Researchers from Hunter New England Health collected blood samples for genetic information from Hunter people with and without MS, and found a number of genes that link MS to an altered immune response.
“Not everyone with these genetic variants will develop MS,” Dr Jeannette Lechner Scott said.
“In addition to a genetic predisposition to MS, it is likely that you need to encounter two or more environmental factors to trigger the onset of the disease.”
Vicki says that supporting medical research through HMRI means that she can also help researchers work towards better treatments and ultimately a cure.
“This is probably something that’s taken them that step closer and you know that a cure is inevitable,” Vicki said.
“It might surprise you to learn that it was only five years ago that I finally came to terms with MS.
“There were so many moments along the way that almost broke me. I can remember I cried the first time I walked into a public event with a crutch… I didn’t know how I was going to cope with it but I got to the point where I just had to pull myself together and get over it.

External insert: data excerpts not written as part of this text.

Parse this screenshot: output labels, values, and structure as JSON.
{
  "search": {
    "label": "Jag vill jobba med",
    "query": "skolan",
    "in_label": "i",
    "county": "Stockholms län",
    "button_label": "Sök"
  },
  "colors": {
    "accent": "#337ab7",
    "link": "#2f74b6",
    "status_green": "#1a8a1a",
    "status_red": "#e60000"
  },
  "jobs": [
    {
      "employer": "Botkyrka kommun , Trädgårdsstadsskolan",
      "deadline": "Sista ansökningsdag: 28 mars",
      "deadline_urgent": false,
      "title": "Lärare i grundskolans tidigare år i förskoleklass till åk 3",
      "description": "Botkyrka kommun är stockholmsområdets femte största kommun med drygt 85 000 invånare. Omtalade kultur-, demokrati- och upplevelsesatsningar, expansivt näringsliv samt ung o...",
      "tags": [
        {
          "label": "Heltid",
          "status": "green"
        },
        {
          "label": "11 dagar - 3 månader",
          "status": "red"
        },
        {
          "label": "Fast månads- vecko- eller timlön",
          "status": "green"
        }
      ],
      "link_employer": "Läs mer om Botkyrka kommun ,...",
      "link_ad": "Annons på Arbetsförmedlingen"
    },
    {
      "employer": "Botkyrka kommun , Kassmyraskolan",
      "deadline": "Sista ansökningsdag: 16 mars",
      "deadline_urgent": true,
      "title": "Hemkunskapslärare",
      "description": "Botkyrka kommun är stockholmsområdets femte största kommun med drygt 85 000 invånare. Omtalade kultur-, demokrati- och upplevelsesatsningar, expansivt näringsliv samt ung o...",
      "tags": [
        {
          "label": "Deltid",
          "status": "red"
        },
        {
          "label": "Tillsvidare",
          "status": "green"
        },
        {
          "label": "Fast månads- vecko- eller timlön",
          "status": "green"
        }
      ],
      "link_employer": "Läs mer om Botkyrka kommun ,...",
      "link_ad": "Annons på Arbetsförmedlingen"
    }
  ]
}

“I hope I am able to say to my grandchildren that 20 years ago I had MS and wasn’t able to walk around and enjoy life the way that I am able to enjoy it now with my grandchildren.”
Multiple Sclerosis affects 2.5 million people worldwide, including about 20,000 Australians.
Hunter researchers were involved in genome-wide screening in Australia and New Zealand of patients with MS. They found several genes that confirm that MS is linked to an altered immune response.
Researchers can now examine these genetic clues alongside environmental clues and see if they are linked. This discovery brings researchers closer to understanding MS and in time may lead to better therapies for MS, or even prevention.